CENTER CITY >> Once again, Germantown, Mount Airy and West Oak Lane children and parents are invited to attend the largest gathering of authors, illustrators and their creations. The 25th annual African American Children’s Book Fair will feature some with Northwest Philadelphia roots. It’s a short commute to Community College of Philadelphia, 1700 Spring Garden St., Saturday, Feb. 4, from 1 to 3 p.m. at the start of Black History Month.

Perhaps no one is more excited about this event than Vanesse Lloyd-Sgambati, who is the brainchild of the event.

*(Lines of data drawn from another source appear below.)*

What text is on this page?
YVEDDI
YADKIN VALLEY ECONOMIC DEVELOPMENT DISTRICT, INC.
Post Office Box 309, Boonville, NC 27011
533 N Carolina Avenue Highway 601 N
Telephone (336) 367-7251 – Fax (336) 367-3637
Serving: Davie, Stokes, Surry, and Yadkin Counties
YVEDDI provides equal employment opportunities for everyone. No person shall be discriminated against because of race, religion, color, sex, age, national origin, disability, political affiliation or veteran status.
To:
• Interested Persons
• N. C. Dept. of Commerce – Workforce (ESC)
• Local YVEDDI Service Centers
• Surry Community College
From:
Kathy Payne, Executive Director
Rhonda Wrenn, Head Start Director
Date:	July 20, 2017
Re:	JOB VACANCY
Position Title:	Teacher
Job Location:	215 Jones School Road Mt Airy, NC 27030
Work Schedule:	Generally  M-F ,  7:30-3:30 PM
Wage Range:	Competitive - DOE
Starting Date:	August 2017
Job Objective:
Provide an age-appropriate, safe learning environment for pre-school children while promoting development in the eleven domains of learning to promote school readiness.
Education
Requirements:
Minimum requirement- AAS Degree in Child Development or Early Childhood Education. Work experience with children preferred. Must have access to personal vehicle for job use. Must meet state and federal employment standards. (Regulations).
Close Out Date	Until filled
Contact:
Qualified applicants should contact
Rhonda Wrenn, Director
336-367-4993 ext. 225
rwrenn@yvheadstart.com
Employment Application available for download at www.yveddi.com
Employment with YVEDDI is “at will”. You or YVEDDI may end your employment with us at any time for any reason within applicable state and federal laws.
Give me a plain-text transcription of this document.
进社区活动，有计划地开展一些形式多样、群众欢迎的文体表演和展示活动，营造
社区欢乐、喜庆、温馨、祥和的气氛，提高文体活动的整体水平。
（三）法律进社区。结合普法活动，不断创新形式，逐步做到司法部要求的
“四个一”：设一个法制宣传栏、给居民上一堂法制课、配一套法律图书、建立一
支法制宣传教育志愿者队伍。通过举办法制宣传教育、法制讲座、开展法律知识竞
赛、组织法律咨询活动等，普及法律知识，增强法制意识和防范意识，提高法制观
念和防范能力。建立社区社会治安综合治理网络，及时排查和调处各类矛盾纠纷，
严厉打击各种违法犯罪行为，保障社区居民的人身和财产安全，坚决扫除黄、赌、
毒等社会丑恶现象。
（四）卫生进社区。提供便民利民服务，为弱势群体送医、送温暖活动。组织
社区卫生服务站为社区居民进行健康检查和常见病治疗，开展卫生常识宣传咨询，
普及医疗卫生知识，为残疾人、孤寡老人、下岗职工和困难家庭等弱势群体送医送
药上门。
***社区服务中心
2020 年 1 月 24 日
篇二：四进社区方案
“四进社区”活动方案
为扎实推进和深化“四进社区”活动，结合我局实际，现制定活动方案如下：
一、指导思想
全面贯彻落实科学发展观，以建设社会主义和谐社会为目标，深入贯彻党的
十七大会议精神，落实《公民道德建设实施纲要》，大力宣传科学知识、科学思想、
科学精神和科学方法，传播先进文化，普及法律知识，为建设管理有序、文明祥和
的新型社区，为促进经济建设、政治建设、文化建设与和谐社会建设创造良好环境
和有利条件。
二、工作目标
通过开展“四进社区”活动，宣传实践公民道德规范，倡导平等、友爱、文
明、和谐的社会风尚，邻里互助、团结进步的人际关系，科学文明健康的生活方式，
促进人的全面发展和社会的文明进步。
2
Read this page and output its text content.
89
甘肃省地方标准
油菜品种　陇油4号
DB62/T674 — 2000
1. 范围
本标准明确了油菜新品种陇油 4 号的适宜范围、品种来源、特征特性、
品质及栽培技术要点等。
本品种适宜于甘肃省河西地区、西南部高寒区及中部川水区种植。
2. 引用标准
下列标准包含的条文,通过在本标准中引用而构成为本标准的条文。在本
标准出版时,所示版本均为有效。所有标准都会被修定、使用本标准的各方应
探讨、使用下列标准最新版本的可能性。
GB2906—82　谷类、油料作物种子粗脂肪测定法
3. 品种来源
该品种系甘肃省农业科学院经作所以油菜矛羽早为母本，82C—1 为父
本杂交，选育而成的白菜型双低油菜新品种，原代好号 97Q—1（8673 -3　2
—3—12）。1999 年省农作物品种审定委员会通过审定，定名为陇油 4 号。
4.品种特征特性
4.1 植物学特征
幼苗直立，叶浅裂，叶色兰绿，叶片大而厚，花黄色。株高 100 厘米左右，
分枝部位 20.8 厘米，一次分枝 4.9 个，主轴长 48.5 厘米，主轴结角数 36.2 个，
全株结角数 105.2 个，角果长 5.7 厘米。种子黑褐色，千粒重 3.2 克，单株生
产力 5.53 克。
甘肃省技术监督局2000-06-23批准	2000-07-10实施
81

She said more than 3,500 attended last year’s fair.

“We always get such a strong turnout from those who live in the Germantown and Mount Airy area. That is because I think that parents there understand the importance of reading and we do appreciate the strong participation from the Northwest part of the city,” Lloyd-Sgambati said.

There will be many freebies for all the young book lovers at the event. Yet Northwest Philadelphia area teachers and librarians will find there is an abundance of materials for them. They will have the “Our Educator’s Book Giveaway” to distribute brand new books to teachers for use in their classrooms or school libraries.

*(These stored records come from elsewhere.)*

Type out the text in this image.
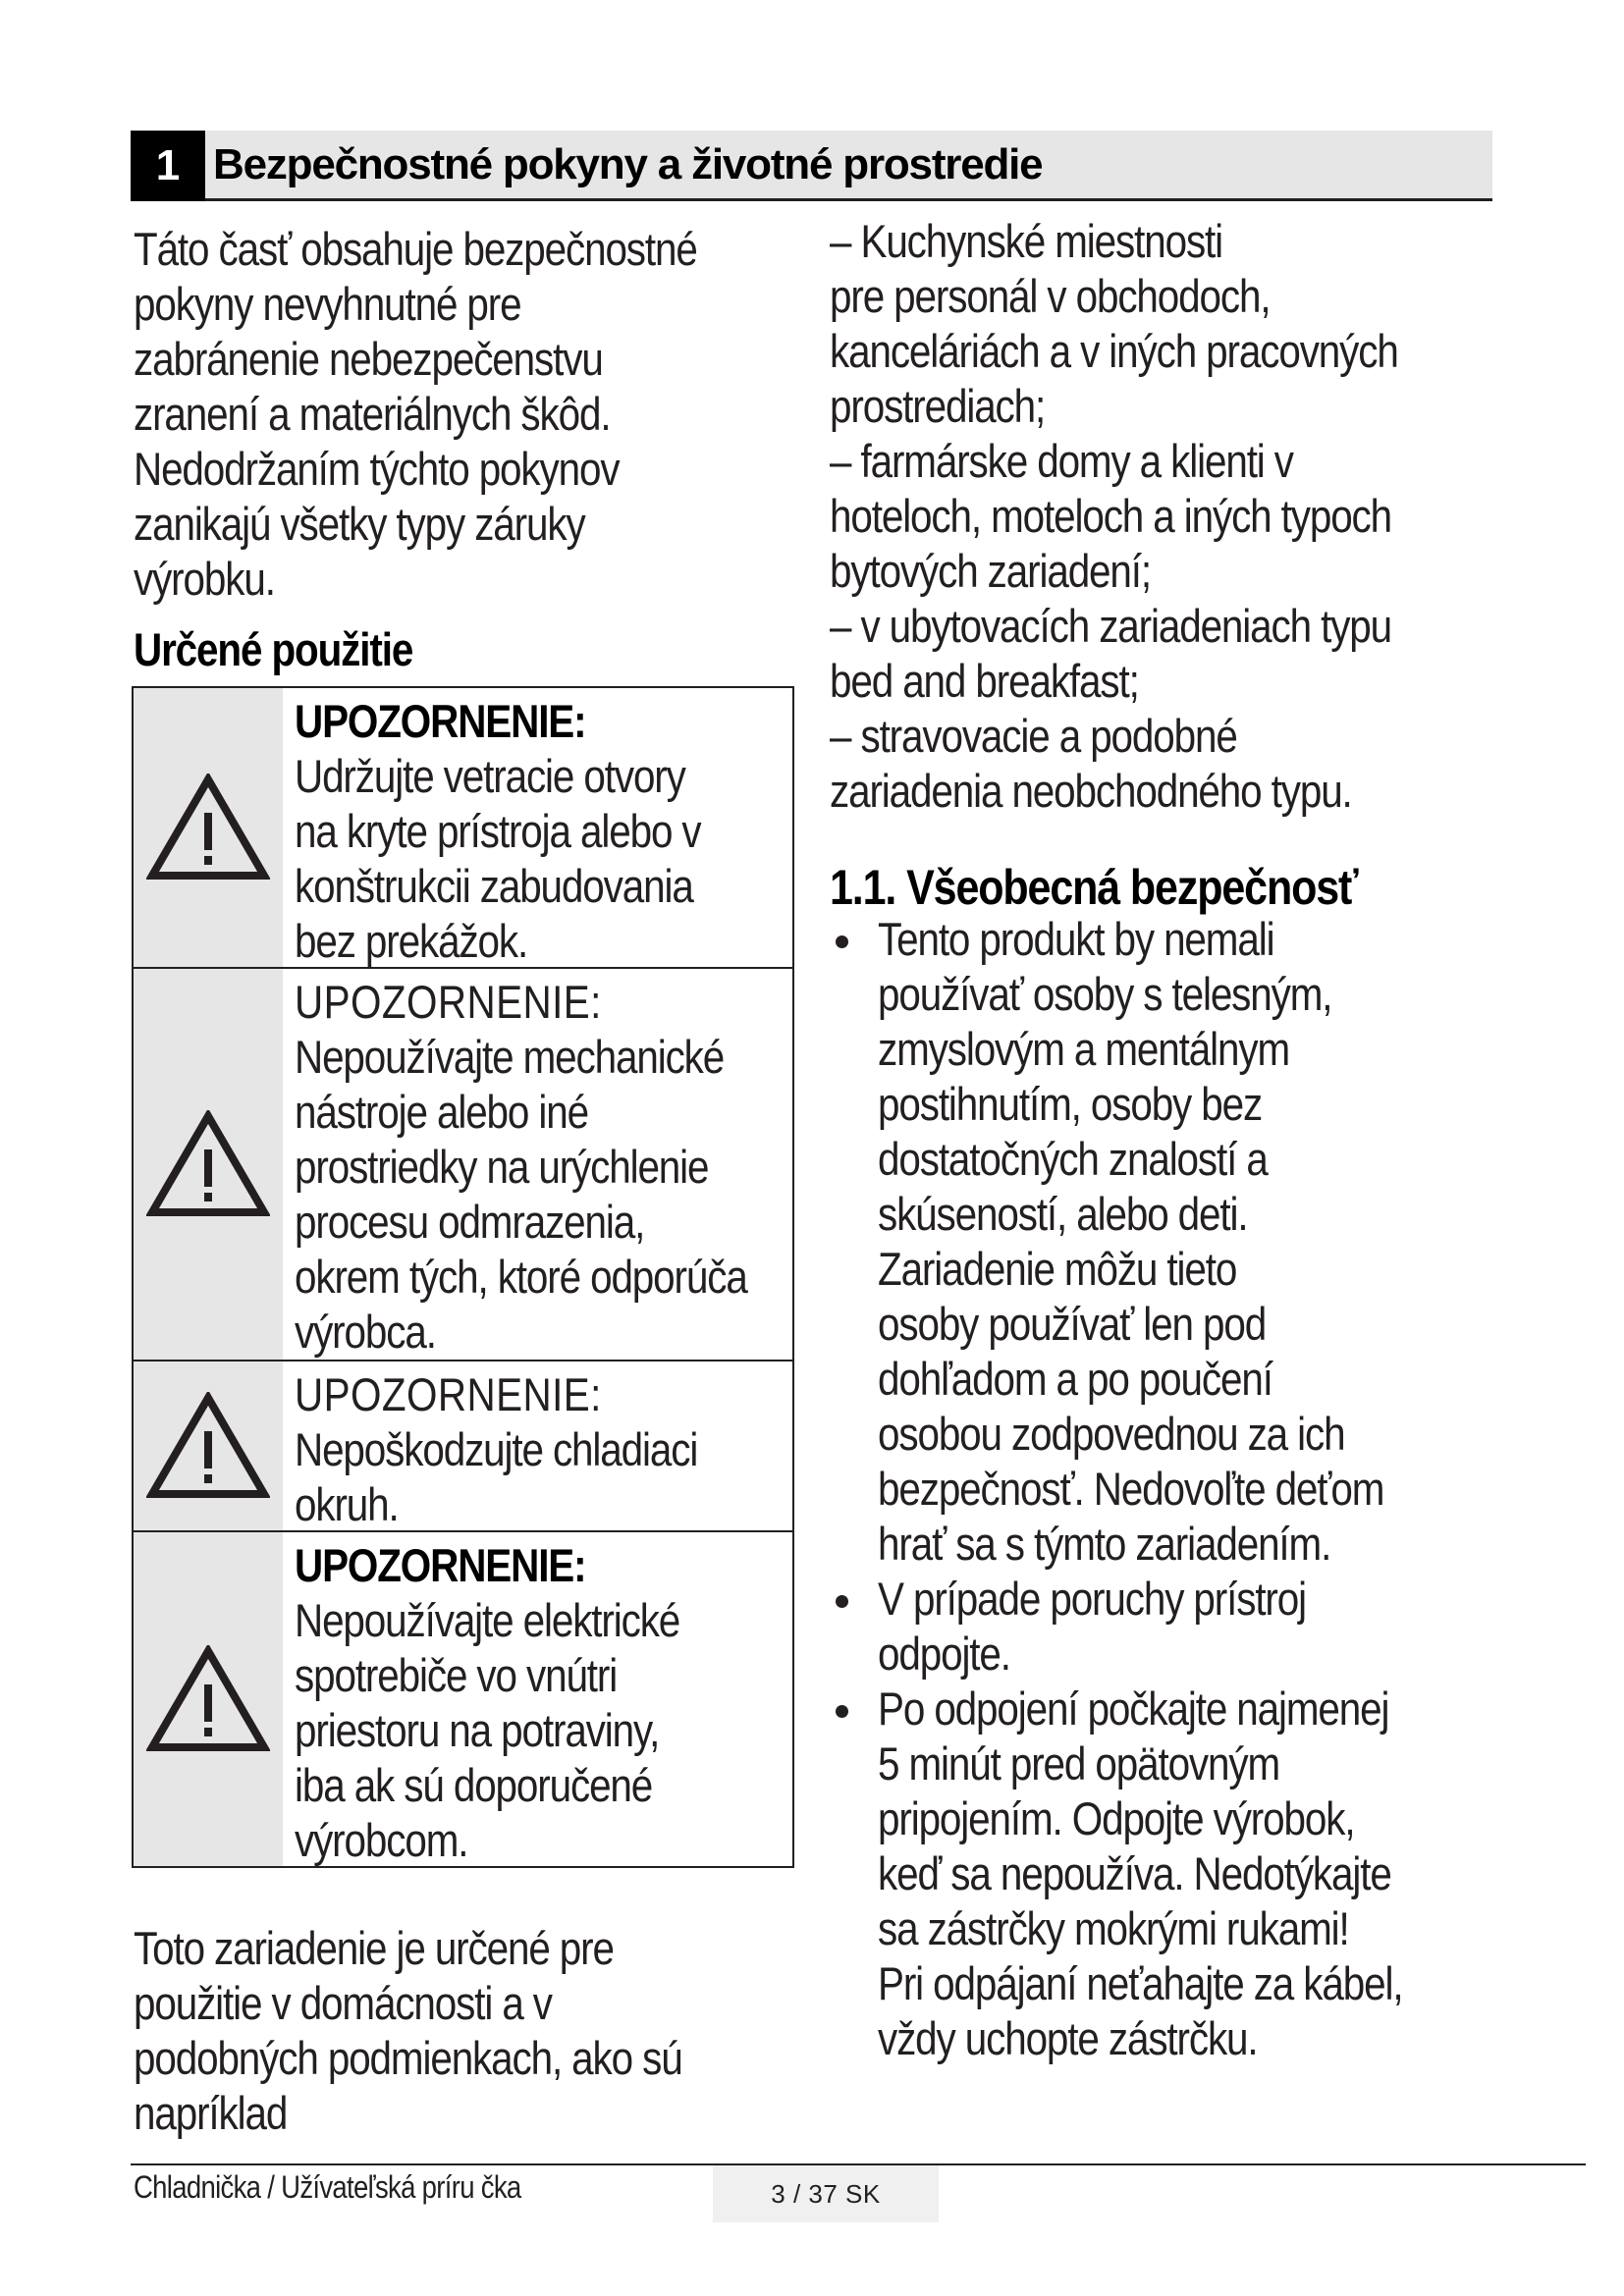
1 Bezpečnostné pokyny a životné prostredie

Táto časť obsahuje bezpečnostné

pokyny nevyhnutné pre

zabránenie nebezpečenstvu

zranení a materiálnych škôd.

Nedodržaním týchto pokynov

zanikajú všetky typy záruky

výrobku.

Určené použitie

UPOZORNENIE:

Udržujte vetracie otvory

na kryte prístroja alebo v

konštrukcii zabudovania

bez prekážok.

UPOZORNENIE:

Nepoužívajte mechanické

nástroje alebo iné

prostriedky na urýchlenie

procesu odmrazenia,

okrem tých, ktoré odporúča

výrobca.

UPOZORNENIE:

Nepoškodzujte chladiaci

okruh.

UPOZORNENIE:

Nepoužívajte elektrické

spotrebiče vo vnútri

priestoru na potraviny,

iba ak sú doporučené

výrobcom.

Toto zariadenie je určené pre

použitie v domácnosti a v

podobných podmienkach, ako sú

napríklad

– Kuchynské miestnosti

pre personál v obchodoch,

kanceláriách a v iných pracovných

prostrediach;

– farmárske domy a klienti v

hoteloch, moteloch a iných typoch

bytových zariadení;

– v ubytovacích zariadeniach typu

bed and breakfast;

– stravovacie a podobné

zariadenia neobchodného typu.

1.1. Všeobecná bezpečnosť

Tento produkt by nemali

používať osoby s telesným,

zmyslovým a mentálnym

postihnutím, osoby bez

dostatočných znalostí a

skúseností, alebo deti.

Zariadenie môžu tieto

osoby používať len pod

dohľadom a po poučení

osobou zodpovednou za ich

bezpečnosť. Nedovoľte deťom

hrať sa s týmto zariadením.

V prípade poruchy prístroj

odpojte.

Po odpojení počkajte najmenej

5 minút pred opätovným

pripojením. Odpojte výrobok,

keď sa nepoužíva. Nedotýkajte

sa zástrčky mokrými rukami!

Pri odpájaní neťahajte za kábel,

vždy uchopte zástrčku.

Chladnička / Užívateľská príru čka	3 / 37 SK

“Art is just something I love,” said author and illustrator Javaka Steptoe, who is following in the footsteps of his late father, John Steptoe, author of “Mufaro’s Beautiful Daughters: An African Tale.” He is making his own mark in the children’s book world by writing about the childhoods of historical figures. His new work is “Radiant Child: The Story of Young Artist Jean-Michel Basquiat.”

“I have always had an affinity for comic books and color growing up,” said Steptoe, who recently was nominated for a NAACP award. “Art is just something I love. I wanted to do a children’s history book that included the history of historical figures from their childhood and ends with them as an adult. I also wanted books that went beyond the stereotypes.”

This new book also showcases the diversity of the culture of Africans in the Americas. The main character’s heritage is represented on the book jacket. Amid the colorful design are the flags of Haiti and Puerto Rico.

Sandra Richards’ book “Rice and Rocks” is dedicated to both her late nephew, Giovanni, and her Jamaican maternal roots. She said her nephew, who died of meningitis at the age of 8 in 2007, used to pick the pigeon peas out of the rice her mother cooked on special occasions.

“He used to say he didn’t like these rocks and I found that hilarious,” Richard said. “Though I have no children, I love to be around my nieces and nephews and little cousins. Kids can be so funny because they see things through many filters that are just raw and pure. So that is what I enjoy writing about.”

Richard welcomes the chance to return to Philadelphia because she has family in Northwest Philadelphia. She said she remembers coming to Philadelphia on the train growing up. Her family would often get off at the North Philadelphia Station on Broad Street.

“I am just excited to come to Philadelphia and share my book,” she said.

Kelly Starling Lyons, a native of Pittsburgh,said she is looking forward sharing her books inspired by her own childhood love of reading. She said she remembers getting her first book with an African-American girl on the cover, “Roar of Thunder, Hear My Cry.” After that, she longed for more books like that, so that led her to penning them. Now she will be bringing her new “One More Dino on the Floor” to share with Northwest Philadelphia and other youngsters.

“I think it is amazing to come to a fair that has been going on for 25 years,” Lyons said. “I am really fired up about it. I hope to return next year because I am working on two chapter books.”

Tonya Bolden will be sharing “Beautiful Moon,” as well as her latest work, “Pathfinders: The Journey of Sixteen Black Souls.” Like Steptoe, she is fascinated by history. Yet for Bolden, the love of history is something she acquired later in life. Now, she said she wants to make the subject exciting so young students will be more eager to learn about it.

“This is a collection of biographies of people who had big bold dreams. It was something I didn’t always see about history in books when I was growing up,” Bolden said.

“We usually tell folks to get there early because the lines form before the events begins,” Lloyd-Sgambati said. “The fun-filled afternoon is packed with activities that promote the power and joy of reading. Authors and illustrators make presentations and sign their books. The Literary Row will distribute book-related promotional materials free of charge. In addition, there will be a wide selection of affordable literature available for purchase.”

The event is open to the public at no cost.